Megan McArdle - Megan McArdle is a senior editor for The Atlantic who writes about business and economics. She has worked at three start-ups, a consulting firm, an investment bank, a disaster recovery firm at Ground Zero, and The Economist. More

Megan was born and raised on the Upper West Side of Manhattan, and yes, she does enjoy her lattes, as well as the occasional extra-dry skim-milk cappuccino. Her checkered work history includes three start-ups, four years as a technology project manager for a boutique consulting firm, a summer as an associate at an investment bank, and a year spent as sort of an executive copy girl for one of the disaster-recovery firms at Ground Zero … all before the age of 30.

While working at Ground Zero, Megan started Live From the WTC, a blog focused on economics, business, and cooking. She may or may not have been the first major economics blogger, depending on whether we are allowed to throw outlying variables such as Brad Delong out of the set. From there it was but a few steps down the slippery slope to freelance journalism. She has worked in various capacities for The Economist, where she wrote about economics and oversaw the founding of Free Exchange, the magazine's economics blog. She has also maintained her own blog, Asymmetrical Information, which moved to The Atlantic, along with its owner, in August 2007.

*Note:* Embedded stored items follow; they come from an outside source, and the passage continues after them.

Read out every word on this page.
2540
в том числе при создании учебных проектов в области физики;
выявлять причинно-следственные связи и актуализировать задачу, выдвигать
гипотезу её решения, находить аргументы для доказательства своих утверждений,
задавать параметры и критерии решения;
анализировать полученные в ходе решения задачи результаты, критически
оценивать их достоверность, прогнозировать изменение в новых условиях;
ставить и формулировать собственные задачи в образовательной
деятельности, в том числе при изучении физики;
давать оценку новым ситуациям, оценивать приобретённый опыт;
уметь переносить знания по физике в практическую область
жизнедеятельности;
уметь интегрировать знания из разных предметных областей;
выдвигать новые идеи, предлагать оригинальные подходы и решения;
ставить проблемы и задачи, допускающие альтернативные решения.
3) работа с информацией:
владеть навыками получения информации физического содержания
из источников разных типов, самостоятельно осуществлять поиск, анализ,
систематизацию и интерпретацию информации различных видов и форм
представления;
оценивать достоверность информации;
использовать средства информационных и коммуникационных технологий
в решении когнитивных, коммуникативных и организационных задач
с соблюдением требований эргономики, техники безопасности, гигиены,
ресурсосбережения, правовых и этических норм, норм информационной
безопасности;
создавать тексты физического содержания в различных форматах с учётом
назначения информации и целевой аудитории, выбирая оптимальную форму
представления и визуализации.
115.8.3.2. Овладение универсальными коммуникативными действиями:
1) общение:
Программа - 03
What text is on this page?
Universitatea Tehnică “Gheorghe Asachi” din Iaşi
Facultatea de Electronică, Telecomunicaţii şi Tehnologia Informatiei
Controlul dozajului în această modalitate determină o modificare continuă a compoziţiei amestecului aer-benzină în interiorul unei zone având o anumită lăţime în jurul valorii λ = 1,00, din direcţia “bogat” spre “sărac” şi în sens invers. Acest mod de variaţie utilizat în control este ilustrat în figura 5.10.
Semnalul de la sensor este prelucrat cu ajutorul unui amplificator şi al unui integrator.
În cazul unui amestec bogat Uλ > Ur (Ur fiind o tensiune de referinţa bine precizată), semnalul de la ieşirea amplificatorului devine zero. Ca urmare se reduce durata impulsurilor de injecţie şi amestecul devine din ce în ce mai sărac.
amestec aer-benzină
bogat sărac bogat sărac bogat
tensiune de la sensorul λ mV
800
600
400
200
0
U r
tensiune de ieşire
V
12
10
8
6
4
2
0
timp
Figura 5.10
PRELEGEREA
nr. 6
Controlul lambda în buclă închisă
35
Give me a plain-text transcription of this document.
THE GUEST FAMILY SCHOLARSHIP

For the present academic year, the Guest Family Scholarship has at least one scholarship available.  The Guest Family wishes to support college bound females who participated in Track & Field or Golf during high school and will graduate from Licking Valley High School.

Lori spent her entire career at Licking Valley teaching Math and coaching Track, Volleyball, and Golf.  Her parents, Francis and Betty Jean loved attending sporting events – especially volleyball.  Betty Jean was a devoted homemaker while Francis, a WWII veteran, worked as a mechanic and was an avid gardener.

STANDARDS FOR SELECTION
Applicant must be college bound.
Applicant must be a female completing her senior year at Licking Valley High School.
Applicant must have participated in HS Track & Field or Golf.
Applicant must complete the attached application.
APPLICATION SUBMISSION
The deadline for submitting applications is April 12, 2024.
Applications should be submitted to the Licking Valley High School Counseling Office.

Megan holds a bachelor's degree in English literature from the University of Pennsylvania and an M.B.A. from the University of Chicago. After a lifetime as a New Yorker, she now resides in northwest Washington, D.C., where she is still trying to figure out what one does with an apartment larger than 400 square feet.

The rights order

By Megan McArdle
Apr 16 2008, 12:47 PM ET Comment

The post on guns triggered a query as to my position on the 1964 civil rights act. My thoughts are not particularly original, or cogent, but here goes:

1) Though I endorse the principle that private property owners should be able to use their possessions as they wish, slavery was America's Original Sin, and segregation was an outgrowth of a bitterly unjust and state-enforced order. Just on those grounds, I'm probably prepared to make an exception to general principle.

2) I'm not particularly friendly to public accomodation laws in general, though I'm not a lawyer, and fully recognize that I may simply be missing important facets of the debate.

But even if I endorsed the principle that racist shop owners ought to be free to exercise their beliefs, one's right to discriminate against people on the basis of race or creed is literally the last right I am interested in defending. When we have rolled back eminent domain abuse, ended state nannying about our health choices, curbed prosecutorial abuses, obliterated corporate welfare, stamped out farm subsidies, ended the moronic drug war, established well-funded school voucher programs, pruned our overgrown tax code, torn down our trade barriers, shoved the government all the way out of our bedrooms, rationalized regulation, and gotten the Supreme Court out of the business of approving nativity scenes in remote town squares . . . well, then I might be prepared to sit down and ponder, philosophically speaking, whether one's fundamental human right to be a repulsive racist should be recognized by the legal system in this context.

Last time I looked, we still had a ways to go on those other things yet.